I get frustrated that I can't play with a lot of cool moves. I really love the bicep crusher from spiderweb, and can not use it, for example. But to be honest, the guys in my gym will let me attempt all of them except the heelhook if I let them know in advance that I may, and I understand why every single one is illegal. Just to play devil's advocate (because I actually do wish some of this was allowed), here are some counter points:
Toeholds, leglocks, and kneebars target the knee. The reasons the knee is different from the arm are strength, flexibility, and sensitivity. Your knee is way stronger, so it can take way more pressure. So by the time the guy gets a lock tight on your knee, he is pulling his ass off, with less control than an armbar by far. Your elbow is more flexible, allowing more distance between the feeling of pain and the snap, and more sensitive, allowing more time between the same. Also, recovery for a knee takes much longer, the injury is far more debilitating, and way more likely to leave permanent lasting pain and immobility.
The bicep/calf crushes are the most annoying for me, but I understand. I have seen from both ends how easy it is to literally crush a bicep into tearing, or snap the arm with that move. It just tightens up so quickly, and often doesn't hurt all that bad right up until the injury. Also many of the same problems with knees vs elbows apply to calfs vs biceps. Plus many calf crushers come very close to, or do attack the knee at the same time. I think we could let these rules go, but at the same time I don't want some over-excited blue belt who just learned the move to take me out of competition for a year.

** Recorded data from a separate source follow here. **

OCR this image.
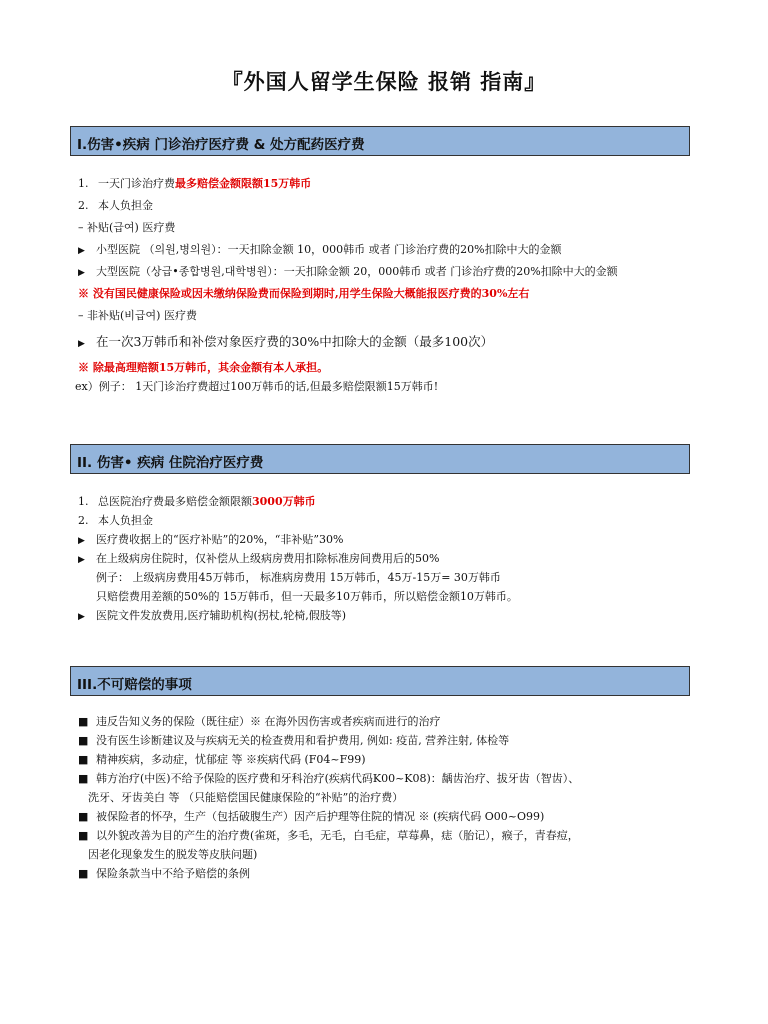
『外国人留学生保险 报销 指南』
I.伤害•疾病 门诊治疗医疗费 & 处方配药医疗费
1. 一天门诊治疗费最多赔偿金额限额15万韩币
2. 本人负担金
– 补贴(급여) 医疗费
▶ 小型医院 （의원,병의원）：一天扣除金额 10，000韩币 或者 门诊治疗费的20%扣除中大的金额
▶ 大型医院（상급•종합병원,대학병원）：一天扣除金额 20，000韩币 或者 门诊治疗费的20%扣除中大的金额
※ 没有国民健康保险或因未缴纳保险费而保险到期时,用学生保险大概能报医疗费的30%左右
– 非补贴(비급여) 医疗费
▶ 在一次3万韩币和补偿对象医疗费的30%中扣除大的金额（最多100次）
※ 除最高理赔额15万韩币，其余金额有本人承担。
ex）例子： 1天门诊治疗费超过100万韩币的话,但最多赔偿限额15万韩币!
II. 伤害• 疾病 住院治疗医疗费
1. 总医院治疗费最多赔偿金额限额3000万韩币
2. 本人负担金
▶ 医疗费收据上的“医疗补贴”的20%，“非补贴”30%
▶ 在上级病房住院时，仅补偿从上级病房费用扣除标准房间费用后的50%
例子： 上级病房费用45万韩币， 标准病房费用 15万韩币，45万-15万= 30万韩币
只赔偿费用差额的50%的 15万韩币，但一天最多10万韩币，所以赔偿金额10万韩币。
▶ 医院文件发放费用,医疗辅助机构(拐杖,轮椅,假肢等)
III.不可赔偿的事项
■ 违反告知义务的保险（既往症）※ 在海外因伤害或者疾病而进行的治疗
■ 没有医生诊断建议及与疾病无关的检查费用和看护费用, 例如: 疫苗, 营养注射, 体检等
■ 精神疾病，多动症，忧郁症 等 ※疾病代码 (F04~F99)
■ 韩方治疗(中医)不给予保险的医疗费和牙科治疗(疾病代码K00~K08)：龋齿治疗、拔牙齿（智齿）、
洗牙、牙齿美白 等 （只能赔偿国民健康保险的“补贴”的治疗费）
■ 被保险者的怀孕，生产（包括破腹生产）因产后护理等住院的情况 ※ (疾病代码 O00~O99)
■ 以外貌改善为目的产生的治疗费(雀斑，多毛，无毛，白毛症，草莓鼻，痣（胎记），瘊子，青春痘，
因老化现象发生的脱发等皮肤问题)
■ 保险条款当中不给予赔偿的条例
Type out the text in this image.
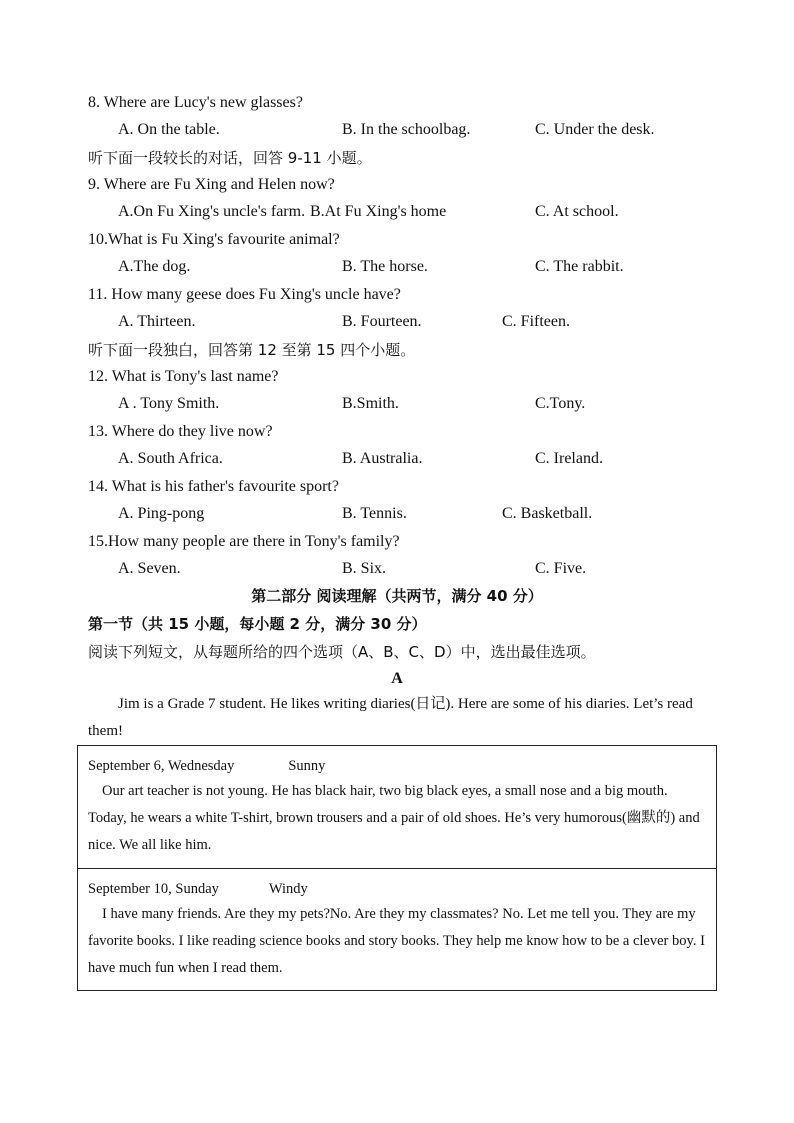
8. Where are Lucy's new glasses?
A. On the table.	B. In the schoolbag.	C. Under the desk.
听下面一段较长的对话，回答 9-11 小题。
9. Where are Fu Xing and Helen now?
A.On Fu Xing's uncle's farm. B.At Fu Xing's home	C. At school.
10.What is Fu Xing's favourite animal?
A.The dog.	B. The horse.	C. The rabbit.
11. How many geese does Fu Xing's uncle have?
A. Thirteen.	B. Fourteen.	C. Fifteen.
听下面一段独白，回答第 12 至第 15 四个小题。
12. What is Tony's last name?
A . Tony Smith.	B.Smith.	C.Tony.
13. Where do they live now?
A. South Africa.	B. Australia.	C. Ireland.
14. What is his father's favourite sport?
A. Ping-pong	B. Tennis.	C. Basketball.
15.How many people are there in Tony's family?
A. Seven.	B. Six.	C. Five.
第二部分 阅读理解（共两节，满分 40 分）
第一节（共 15 小题，每小题 2 分，满分 30 分）
阅读下列短文，从每题所给的四个选项（A、B、C、D）中，选出最佳选项。
A
Jim is a Grade 7 student. He likes writing diaries(日记). Here are some of his diaries. Let’s read them!
September 6, Wednesday	Sunny
Our art teacher is not young. He has black hair, two big black eyes, a small nose and a big mouth. Today, he wears a white T-shirt, brown trousers and a pair of old shoes. He’s very humorous(幽默的) and nice. We all like him.
September 10, Sunday	Windy
I have many friends. Are they my pets?No. Are they my classmates? No. Let me tell you. They are my favorite books. I like reading science books and story books. They help me know how to be a clever boy. I have much fun when I read them.
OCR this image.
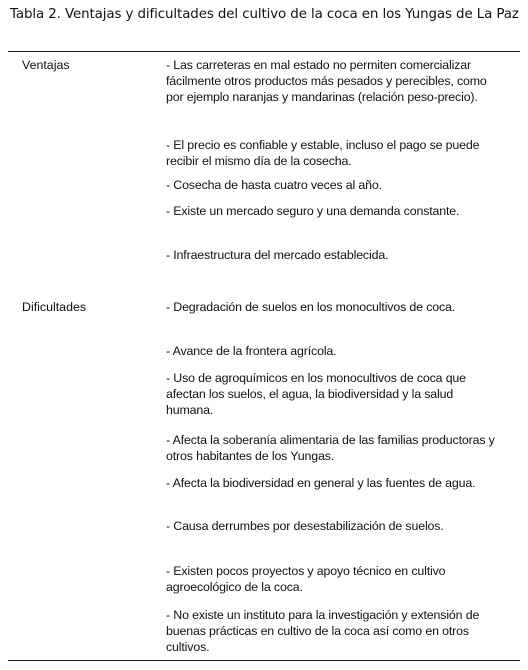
Tabla 2. Ventajas y dificultades del cultivo de la coca en los Yungas de La Paz
Ventajas	- Las carreteras en mal estado no permiten comercializar fácilmente otros productos más pesados y perecibles, como por ejemplo naranjas y mandarinas (relación peso-precio).
- El precio es confiable y estable, incluso el pago se puede recibir el mismo día de la cosecha.
- Cosecha de hasta cuatro veces al año.
- Existe un mercado seguro y una demanda constante.
- Infraestructura del mercado establecida.
Dificultades	- Degradación de suelos en los monocultivos de coca.
- Avance de la frontera agrícola.
- Uso de agroquímicos en los monocultivos de coca que afectan los suelos, el agua, la biodiversidad y la salud humana.
- Afecta la soberanía alimentaria de las familias productoras y otros habitantes de los Yungas.
- Afecta la biodiversidad en general y las fuentes de agua.
- Causa derrumbes por desestabilización de suelos.
- Existen pocos proyectos y apoyo técnico en cultivo agroecológico de la coca.
- No existe un instituto para la investigación y extensión de buenas prácticas en cultivo de la coca así como en otros cultivos.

Slam from Guard is obvious, and cervical locks are understandable (a broken neck wouldn't go over too well).
What the hell is their definition of scissor takedown again? Because I know that doesn't mean a scissor sweep.
One other point about a comment above: You can not do a neck crank, even from triangle. People get away with it in triangles, head/arms, guillotines and rncs because you can't tell if it's a choke or a crank, and you can defend the choke by turning into the crank instead. But you are not supposed to crank the neck in the gi, period, and doing so is without a doubt dirty unless your opponent agrees beforehand. I like to train with it nogi, but I don't want to go home every single day unable to turn my neck to the side, so I train without it in the gi.